Thibodaux sighed. “I’ve been to that part of Afghanistan, sir. There’s not much to burn in those mountains except yak shit.”

“What we do know is that the dot wasn’t there five hours before. It’s some sort of anomaly and fire is the best guess.”

“If it’s a fire big enough to see from a satellite, it’s likely Quinn’s handiwork. Let’s get someone in there to get him out.”
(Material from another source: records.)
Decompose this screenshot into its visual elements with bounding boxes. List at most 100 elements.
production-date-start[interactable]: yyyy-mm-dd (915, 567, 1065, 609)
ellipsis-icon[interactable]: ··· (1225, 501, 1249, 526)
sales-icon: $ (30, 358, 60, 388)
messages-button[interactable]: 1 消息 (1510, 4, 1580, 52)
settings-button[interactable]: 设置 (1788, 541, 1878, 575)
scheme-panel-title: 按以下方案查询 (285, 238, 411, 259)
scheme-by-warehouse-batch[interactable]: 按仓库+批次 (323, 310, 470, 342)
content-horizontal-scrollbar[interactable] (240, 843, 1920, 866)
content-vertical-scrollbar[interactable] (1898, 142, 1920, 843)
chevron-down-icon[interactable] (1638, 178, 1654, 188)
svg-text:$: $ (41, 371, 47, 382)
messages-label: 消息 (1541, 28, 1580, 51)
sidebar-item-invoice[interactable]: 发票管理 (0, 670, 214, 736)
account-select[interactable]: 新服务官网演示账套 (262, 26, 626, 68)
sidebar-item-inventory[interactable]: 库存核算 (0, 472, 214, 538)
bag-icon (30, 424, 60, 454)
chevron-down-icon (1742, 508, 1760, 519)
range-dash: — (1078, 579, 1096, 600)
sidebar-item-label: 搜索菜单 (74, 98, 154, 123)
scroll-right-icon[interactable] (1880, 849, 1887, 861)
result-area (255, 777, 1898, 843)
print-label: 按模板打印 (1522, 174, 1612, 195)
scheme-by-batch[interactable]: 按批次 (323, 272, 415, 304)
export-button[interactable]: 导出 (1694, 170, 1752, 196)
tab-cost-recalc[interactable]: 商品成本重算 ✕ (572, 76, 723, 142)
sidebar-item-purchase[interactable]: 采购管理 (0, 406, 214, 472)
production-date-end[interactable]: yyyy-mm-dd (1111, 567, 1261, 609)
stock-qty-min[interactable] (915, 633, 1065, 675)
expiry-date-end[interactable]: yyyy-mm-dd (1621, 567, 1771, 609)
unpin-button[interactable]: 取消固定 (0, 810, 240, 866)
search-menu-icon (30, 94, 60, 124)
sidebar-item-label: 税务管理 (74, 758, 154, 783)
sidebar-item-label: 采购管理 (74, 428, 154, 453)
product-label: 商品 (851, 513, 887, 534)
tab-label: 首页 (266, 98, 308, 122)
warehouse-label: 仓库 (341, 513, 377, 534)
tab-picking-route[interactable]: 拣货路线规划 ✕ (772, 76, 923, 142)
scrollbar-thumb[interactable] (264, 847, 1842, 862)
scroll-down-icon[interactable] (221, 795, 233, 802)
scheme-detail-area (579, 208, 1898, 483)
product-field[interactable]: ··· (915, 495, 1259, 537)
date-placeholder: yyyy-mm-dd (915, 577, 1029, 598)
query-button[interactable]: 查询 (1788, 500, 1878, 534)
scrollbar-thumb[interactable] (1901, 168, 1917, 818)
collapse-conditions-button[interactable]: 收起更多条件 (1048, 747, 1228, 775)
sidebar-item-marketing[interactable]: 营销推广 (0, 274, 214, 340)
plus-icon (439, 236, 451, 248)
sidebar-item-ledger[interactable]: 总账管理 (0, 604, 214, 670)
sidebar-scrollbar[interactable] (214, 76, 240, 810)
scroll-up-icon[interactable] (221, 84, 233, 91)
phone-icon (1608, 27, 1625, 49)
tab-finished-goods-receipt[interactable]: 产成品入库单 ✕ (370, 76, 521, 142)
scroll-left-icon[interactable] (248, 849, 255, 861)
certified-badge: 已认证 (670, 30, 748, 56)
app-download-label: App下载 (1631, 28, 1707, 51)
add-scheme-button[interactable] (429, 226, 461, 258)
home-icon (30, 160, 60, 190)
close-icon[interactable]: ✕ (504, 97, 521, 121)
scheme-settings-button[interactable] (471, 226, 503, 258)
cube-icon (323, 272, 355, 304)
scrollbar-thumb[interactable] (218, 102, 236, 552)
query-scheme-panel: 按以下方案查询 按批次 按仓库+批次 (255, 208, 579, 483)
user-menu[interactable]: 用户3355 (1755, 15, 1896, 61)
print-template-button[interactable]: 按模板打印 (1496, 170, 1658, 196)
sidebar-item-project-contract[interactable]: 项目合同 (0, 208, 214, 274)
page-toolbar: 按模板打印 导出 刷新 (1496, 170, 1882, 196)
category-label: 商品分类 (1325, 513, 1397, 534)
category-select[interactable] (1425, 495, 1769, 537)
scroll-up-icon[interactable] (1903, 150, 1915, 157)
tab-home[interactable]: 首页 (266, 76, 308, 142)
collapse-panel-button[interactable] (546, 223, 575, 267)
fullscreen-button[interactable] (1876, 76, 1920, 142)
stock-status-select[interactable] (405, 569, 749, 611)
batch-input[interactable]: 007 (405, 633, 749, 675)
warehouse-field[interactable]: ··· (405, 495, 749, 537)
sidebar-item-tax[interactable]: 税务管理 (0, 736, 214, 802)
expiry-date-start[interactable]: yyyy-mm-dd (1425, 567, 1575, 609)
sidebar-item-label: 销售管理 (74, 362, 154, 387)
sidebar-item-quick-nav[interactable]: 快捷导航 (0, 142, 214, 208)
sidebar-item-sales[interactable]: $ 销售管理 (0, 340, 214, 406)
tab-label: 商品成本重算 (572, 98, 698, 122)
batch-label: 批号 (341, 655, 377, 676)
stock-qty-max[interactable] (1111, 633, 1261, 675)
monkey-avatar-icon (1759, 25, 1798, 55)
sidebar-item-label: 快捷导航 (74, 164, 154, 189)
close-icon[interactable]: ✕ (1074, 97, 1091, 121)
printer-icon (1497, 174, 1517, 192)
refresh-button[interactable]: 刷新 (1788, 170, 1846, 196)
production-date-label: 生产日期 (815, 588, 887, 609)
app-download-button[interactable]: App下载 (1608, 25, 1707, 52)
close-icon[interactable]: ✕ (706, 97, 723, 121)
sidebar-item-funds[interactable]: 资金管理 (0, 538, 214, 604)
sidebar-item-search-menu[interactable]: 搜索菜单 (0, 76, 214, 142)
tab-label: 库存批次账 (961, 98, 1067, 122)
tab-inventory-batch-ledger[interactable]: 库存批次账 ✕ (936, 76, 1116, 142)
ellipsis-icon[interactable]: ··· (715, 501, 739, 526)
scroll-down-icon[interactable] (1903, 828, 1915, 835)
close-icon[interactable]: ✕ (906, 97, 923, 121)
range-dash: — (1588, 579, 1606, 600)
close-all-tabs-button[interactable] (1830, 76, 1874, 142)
Palmer leaned back in his chair, folding his hands across the flat of his stomach. “My thoughts exactly.” The muscles in his jaws and neck flexed like taut cables. “But we can’t. The next band of weather has moved in and stalled. All the technology in the world and we’re stymied by clouds. Until they move, we’re not getting anyone in or out.”

CHAPTER FIFTY-FIVE

Near Gettysburg, Pennsylvania

“I need to talk to Bundy,” Fargo said, walking through the back door of the remote farmhouse set in the middle of a twenty-acre parcel, five miles from the Gettysburg Battlefield. His collar was unbuttoned and a frayed red power tie hung loose around his neck. He was at the end of his rope and he needed answers.

Two young Echoes wearing black Doc Martens boots and sporting military buzz cuts sat at the kitchen table playing cards. Neither stood when he entered, though they knew he outranked them.

Castelleti, a big-eared kid with the beginnings of a beard, looked up with a sneer.

“I asked you a question, men,” Fargo snapped. “Is he here?”

They grunted, nodding to the stairs leading to the basement.

The one named Jimenez peered up over his cards. “We got a new client who didn’t show up for his hearings with the congressman.” He suddenly began to look around the room as if trying to locate something out of place.